2. The device as claimed in claim 1, wherein the inlet flow nozzles are located in a region downstream from the separation edge of the ramps.

3. The device as claimed in claim 1, wherein the inlet flow nozzles are in a region located downstream of said ramps, said region extending between one and five times a hydraulic diameter of the ramps.

4. The device as claimed in claim 1, wherein a distance extending between the inlet flow nozzles and the separation edge is large compared with a diameter of the inlet flow nozzles.

5. The device as claimed in claim 1, wherein:

the ramps extend over a length which corresponds to between three and five times a height of the inlet flow gap, said height extending between said two hollow partial conical bodies and in a direction perpendicular to a tangential direction, and

the separation edge has a height between 25% and 50% of the height of the inlet flow gap.

6. The device as claimed in claim 5, wherein:

the inlet flow duct extends over at least a length corresponding to between three and five times the height of the inlet flow gap.

7. device as claimed in claim 1, wherein

the first of the two gaseous components is mainly combustion air; and

the second of the two gaseous components is a gaseous fuel or a fuel prepared in gaseous form.

8. The device of claim 1, wherein said inlet flow gaps are in communication with a flame front at which combustion takes place, such that a burner is provided which receives said two gaseous components after mixing.

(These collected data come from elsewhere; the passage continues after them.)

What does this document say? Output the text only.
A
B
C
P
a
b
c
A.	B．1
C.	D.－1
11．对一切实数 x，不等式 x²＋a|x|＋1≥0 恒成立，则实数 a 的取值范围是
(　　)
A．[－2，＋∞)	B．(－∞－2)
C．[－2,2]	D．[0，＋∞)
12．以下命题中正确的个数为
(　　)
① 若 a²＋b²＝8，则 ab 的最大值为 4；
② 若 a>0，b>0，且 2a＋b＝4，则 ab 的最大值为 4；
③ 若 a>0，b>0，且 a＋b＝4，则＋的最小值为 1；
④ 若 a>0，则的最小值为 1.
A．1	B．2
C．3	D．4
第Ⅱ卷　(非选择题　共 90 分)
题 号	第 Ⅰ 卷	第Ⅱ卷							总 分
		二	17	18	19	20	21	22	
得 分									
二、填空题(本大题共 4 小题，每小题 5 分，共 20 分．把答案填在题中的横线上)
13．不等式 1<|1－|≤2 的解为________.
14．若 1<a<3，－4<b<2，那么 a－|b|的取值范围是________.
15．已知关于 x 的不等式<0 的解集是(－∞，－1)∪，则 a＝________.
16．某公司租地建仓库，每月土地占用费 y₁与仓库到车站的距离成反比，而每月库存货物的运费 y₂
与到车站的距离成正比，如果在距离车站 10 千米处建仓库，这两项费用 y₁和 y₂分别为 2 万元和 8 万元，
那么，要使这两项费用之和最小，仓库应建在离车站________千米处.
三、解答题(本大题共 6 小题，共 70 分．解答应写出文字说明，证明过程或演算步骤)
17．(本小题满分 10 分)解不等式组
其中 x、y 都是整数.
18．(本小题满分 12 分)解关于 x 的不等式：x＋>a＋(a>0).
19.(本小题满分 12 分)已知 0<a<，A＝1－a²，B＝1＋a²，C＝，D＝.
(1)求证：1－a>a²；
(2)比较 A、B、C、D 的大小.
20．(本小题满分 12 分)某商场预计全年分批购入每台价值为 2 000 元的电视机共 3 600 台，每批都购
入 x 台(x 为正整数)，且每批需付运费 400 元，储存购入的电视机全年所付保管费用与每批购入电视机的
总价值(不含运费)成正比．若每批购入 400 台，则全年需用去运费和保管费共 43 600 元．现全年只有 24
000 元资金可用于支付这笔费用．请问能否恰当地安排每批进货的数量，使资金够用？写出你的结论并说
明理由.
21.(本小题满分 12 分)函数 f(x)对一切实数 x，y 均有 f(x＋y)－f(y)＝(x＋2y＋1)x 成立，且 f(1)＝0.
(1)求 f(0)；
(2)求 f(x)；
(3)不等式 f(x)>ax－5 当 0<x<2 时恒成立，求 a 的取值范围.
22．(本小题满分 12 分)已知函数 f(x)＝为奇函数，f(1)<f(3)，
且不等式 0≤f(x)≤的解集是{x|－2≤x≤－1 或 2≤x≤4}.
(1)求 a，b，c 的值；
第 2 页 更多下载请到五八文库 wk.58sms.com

9. The device of claim 1, wherein at least one ramp is disposed within each of said pair of inlet flow gaps.

10. The device of claim 9, wherein a pair of inlet flow ducts are provided, and wherein a guide plate is attached to an outer edge of each inlet flow gap and forms an outer wall of the tangentially directed inlet flow ducts, and wherein the guide plates provide a support for the ramps.

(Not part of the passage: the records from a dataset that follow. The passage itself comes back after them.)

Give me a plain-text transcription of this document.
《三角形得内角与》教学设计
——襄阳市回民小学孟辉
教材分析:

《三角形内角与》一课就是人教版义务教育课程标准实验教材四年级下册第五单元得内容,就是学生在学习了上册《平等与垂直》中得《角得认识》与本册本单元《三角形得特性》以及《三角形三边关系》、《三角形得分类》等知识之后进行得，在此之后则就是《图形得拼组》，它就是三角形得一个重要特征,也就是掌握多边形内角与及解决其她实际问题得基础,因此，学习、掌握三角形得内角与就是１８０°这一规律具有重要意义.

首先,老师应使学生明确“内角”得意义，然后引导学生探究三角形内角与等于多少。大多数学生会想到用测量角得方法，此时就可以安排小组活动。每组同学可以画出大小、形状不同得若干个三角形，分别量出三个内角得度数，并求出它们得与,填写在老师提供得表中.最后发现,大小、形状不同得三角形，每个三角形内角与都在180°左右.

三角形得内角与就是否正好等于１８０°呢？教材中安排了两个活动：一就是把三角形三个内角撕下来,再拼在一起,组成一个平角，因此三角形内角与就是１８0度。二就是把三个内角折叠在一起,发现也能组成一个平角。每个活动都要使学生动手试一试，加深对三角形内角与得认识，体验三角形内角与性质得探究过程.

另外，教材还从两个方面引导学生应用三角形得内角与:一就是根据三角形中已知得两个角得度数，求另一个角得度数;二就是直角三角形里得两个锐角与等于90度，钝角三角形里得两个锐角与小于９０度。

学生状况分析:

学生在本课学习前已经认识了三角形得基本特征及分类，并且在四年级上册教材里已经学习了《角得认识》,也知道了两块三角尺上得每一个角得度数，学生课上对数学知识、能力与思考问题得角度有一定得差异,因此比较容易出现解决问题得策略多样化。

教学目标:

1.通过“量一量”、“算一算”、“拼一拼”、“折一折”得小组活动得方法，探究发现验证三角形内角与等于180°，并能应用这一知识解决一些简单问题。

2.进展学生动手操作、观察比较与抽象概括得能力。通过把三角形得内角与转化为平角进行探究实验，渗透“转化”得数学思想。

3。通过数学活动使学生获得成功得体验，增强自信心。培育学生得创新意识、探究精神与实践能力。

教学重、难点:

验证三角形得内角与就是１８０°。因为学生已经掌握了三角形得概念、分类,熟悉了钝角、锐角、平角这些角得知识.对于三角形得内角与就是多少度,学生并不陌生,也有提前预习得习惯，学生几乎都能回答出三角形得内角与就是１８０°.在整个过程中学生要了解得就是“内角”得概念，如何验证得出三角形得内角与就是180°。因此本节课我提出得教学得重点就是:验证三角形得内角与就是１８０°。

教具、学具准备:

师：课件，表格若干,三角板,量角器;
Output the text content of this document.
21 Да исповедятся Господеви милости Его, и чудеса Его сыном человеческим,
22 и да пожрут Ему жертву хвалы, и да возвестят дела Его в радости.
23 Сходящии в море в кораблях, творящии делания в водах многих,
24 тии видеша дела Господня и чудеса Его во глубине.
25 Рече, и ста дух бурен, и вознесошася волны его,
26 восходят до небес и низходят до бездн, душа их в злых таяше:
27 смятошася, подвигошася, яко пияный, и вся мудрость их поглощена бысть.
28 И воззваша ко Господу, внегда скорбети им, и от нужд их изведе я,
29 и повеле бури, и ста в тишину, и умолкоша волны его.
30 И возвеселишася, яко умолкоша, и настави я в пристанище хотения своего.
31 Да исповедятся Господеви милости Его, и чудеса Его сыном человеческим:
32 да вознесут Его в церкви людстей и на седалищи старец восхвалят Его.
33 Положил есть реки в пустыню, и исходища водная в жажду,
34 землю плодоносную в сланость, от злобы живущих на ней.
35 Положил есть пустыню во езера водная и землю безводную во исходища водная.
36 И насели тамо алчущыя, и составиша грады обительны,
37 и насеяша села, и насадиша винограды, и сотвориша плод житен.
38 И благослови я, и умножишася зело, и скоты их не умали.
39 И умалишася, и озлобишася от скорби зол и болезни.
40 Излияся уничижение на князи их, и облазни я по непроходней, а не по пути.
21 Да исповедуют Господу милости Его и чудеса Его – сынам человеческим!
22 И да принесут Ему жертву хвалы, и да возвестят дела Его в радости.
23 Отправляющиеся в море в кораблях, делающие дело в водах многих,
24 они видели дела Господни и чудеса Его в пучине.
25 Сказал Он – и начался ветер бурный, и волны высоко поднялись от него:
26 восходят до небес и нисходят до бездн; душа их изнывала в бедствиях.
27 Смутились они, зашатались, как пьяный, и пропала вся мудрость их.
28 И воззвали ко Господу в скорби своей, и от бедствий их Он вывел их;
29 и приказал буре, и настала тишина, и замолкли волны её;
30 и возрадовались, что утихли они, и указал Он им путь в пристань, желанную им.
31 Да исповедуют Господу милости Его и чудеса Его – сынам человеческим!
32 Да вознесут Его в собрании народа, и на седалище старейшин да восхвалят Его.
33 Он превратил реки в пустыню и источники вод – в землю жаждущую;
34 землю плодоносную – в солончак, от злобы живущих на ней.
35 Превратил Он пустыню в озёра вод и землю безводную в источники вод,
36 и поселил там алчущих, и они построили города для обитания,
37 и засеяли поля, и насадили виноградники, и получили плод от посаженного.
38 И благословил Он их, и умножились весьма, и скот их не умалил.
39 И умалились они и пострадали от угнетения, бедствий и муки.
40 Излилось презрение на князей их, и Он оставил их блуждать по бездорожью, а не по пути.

11. The device of claim 10, wherein a plurality of said ramps are provided in each of said inlet flow gaps, and wherein said ramps are spaced in a lengthwise direction such that intermediate spaces between adjacent ramps have a width which is substantially the same as a width of the ramps in said lengthwise direction.

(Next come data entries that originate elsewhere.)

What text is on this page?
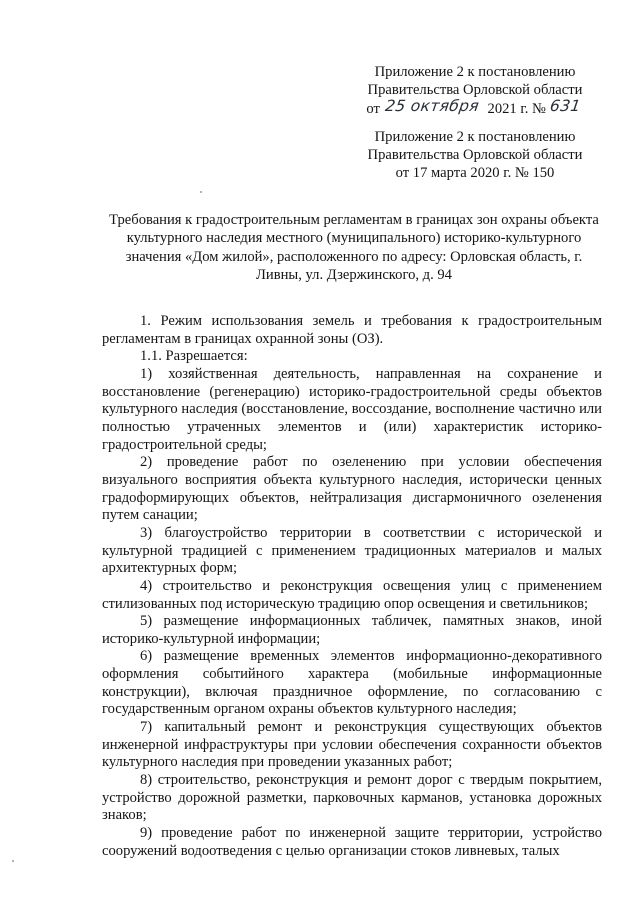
Приложение 2 к постановлению
Правительства Орловской области
от 25 октября 2021 г. № 631
Приложение 2 к постановлению
Правительства Орловской области
от 17 марта 2020 г. № 150
Требования к градостроительным регламентам в границах зон охраны объекта культурного наследия местного (муниципального) историко-культурного значения «Дом жилой», расположенного по адресу: Орловская область, г. Ливны, ул. Дзержинского, д. 94

1. Режим использования земель и требования к градостроительным регламентам в границах охранной зоны (ОЗ).

1.1. Разрешается:

1) хозяйственная деятельность, направленная на сохранение и восстановление (регенерацию) историко-градостроительной среды объектов культурного наследия (восстановление, воссоздание, восполнение частично или полностью утраченных элементов и (или) характеристик историко-градостроительной среды;

2) проведение работ по озеленению при условии обеспечения визуального восприятия объекта культурного наследия, исторически ценных градоформирующих объектов, нейтрализация дисгармоничного озеленения путем санации;

3) благоустройство территории в соответствии с исторической и культурной традицией с применением традиционных материалов и малых архитектурных форм;

4) строительство и реконструкция освещения улиц с применением стилизованных под историческую традицию опор освещения и светильников;

5) размещение информационных табличек, памятных знаков, иной историко-культурной информации;

6) размещение временных элементов информационно-декоративного оформления событийного характера (мобильные информационные конструкции), включая праздничное оформление, по согласованию с государственным органом охраны объектов культурного наследия;

7) капитальный ремонт и реконструкция существующих объектов инженерной инфраструктуры при условии обеспечения сохранности объектов культурного наследия при проведении указанных работ;

8) строительство, реконструкция и ремонт дорог с твердым покрытием, устройство дорожной разметки, парковочных карманов, установка дорожных знаков;

9) проведение работ по инженерной защите территории, устройство сооружений водоотведения с целью организации стоков ливневых, талых
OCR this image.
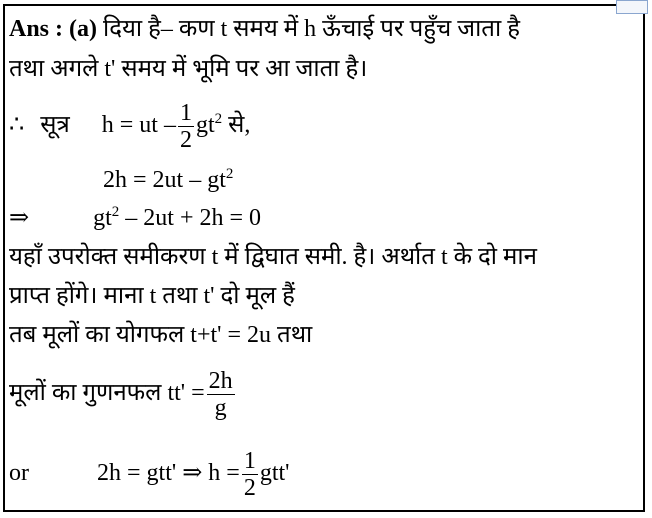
Ans : (a) दिया है– कण t समय में h ऊँचाई पर पहुँच जाता है
तथा अगले t' समय में भूमि पर आ जाता है।
∴ सूत्र h = ut – $\frac{1}{2} gt^2$ से,
$2h = 2ut - gt^2$
⇒	$gt^2 - 2ut + 2h = 0$
यहाँ उपरोक्त समीकरण t में द्विघात समी. है। अर्थात t के दो मान
प्राप्त होंगे। माना t तथा t' दो मूल हैं
तब मूलों का योगफल t+t' = 2u तथा
मूलों का गुणनफल $tt' = \frac{2h}{g}$
or	2h = gtt' ⇒ $h = \frac{1}{2} gtt'$
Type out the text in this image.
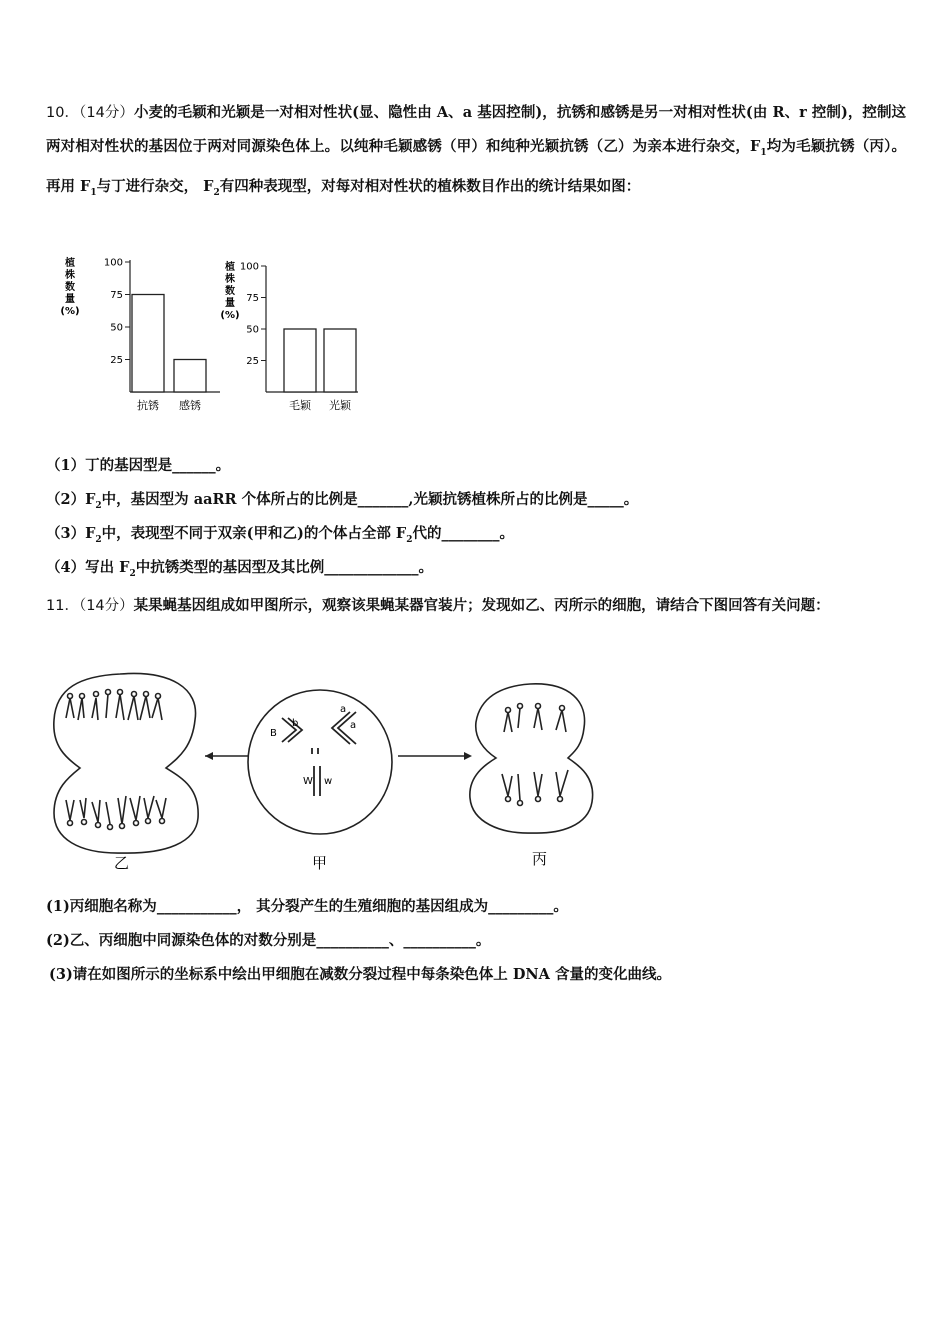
10．（14分）小麦的毛颖和光颖是一对相对性状(显、隐性由 A、a 基因控制)，抗锈和感锈是另一对相对性状(由 R、r 控制)，控制这两对相对性状的基因位于两对同源染色体上。以纯种毛颖感锈（甲）和纯种光颖抗锈（乙）为亲本进行杂交，$F_1$均为毛颖抗锈（丙）。再用 $F_1$与丁进行杂交， $F_2$有四种表现型，对每对相对性状的植株数目作出的统计结果如图：
植
株
数
量
(%)
25
50
75
100
抗锈 感锈
植
株
数
量
(%)
25
50
75
100
毛颖 光颖
（1）丁的基因型是______。
$(2)F_2$中，基因型为 aaRR 个体所占的比例是_______,光颖抗锈植株所占的比例是_____。
$(3)F_2$中，表现型不同于双亲(甲和乙)的个体占全部 $F_2$代的________。
（4）写出 $F_2$中抗锈类型的基因型及其比例_____________。
11．（14分）某果蝇基因组成如甲图所示，观察该果蝇某器官装片；发现如乙、丙所示的细胞，请结合下图回答有关问题：
B
b
a
a
W w
乙	甲	丙
(1)丙细胞名称为___________， 其分裂产生的生殖细胞的基因组成为_________。
(2)乙、丙细胞中同源染色体的对数分别是__________、__________。
(3)请在如图所示的坐标系中绘出甲细胞在减数分裂过程中每条染色体上 DNA 含量的变化曲线。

12. The device of claim 9, wherein a plurality of said ramps are provided in each of said inlet flow gaps and said inlet flow gaps are in communication with a flame front at which combustion takes place, and wherein ramps disposed closer to the flame front have a width greater than ramps remote from said flame front.

13. A burner including a device for mixing tow gaseous components comprising:

an inlet flow duct;

a pair of hollow partial conical bodies having central axes which are offset relative to one another, said pair of hollow partial conical bodies defining a pair of inlet flow gaps, and wherein one of said inlet flow gaps is connected to said inlet flow duct to receive the first of the two components after the first of said two components passes through said inlet flow duct;

wherein at least one ramp is disposed at least partially in said inlet flow duct, said ramp having a thickness which is smaller at a first location and greater at a second location, and wherein said second location is closer to said one of said inlet flow gaps than said first location;

said at least one ramp including a separation edge at said second location which defines an end of said at least one ramp; and

a plurality of inlet flow nozzles introducing the second of said two gaseous components, wherein said inlet flow nozzles are located in a region near the separation edge of said at least one ramp.

14. The burner of claim 13, wherein a guide plate extends from one of said hollow partial conical bodies such that said guide plate defines said inlet flow duct, and wherein said at least one ramp is mounted upon said guide plate.

15. The burner of claim 13, wherein a plurality of said ramps are provided in said inlet flow duct.

16. The burner of claim 13, wherein a pair of said inlet flow ducts are provided respectively for said pair of inlet flow gaps, and further wherein at least one ramp is disposed in each of said inlet flow ducts.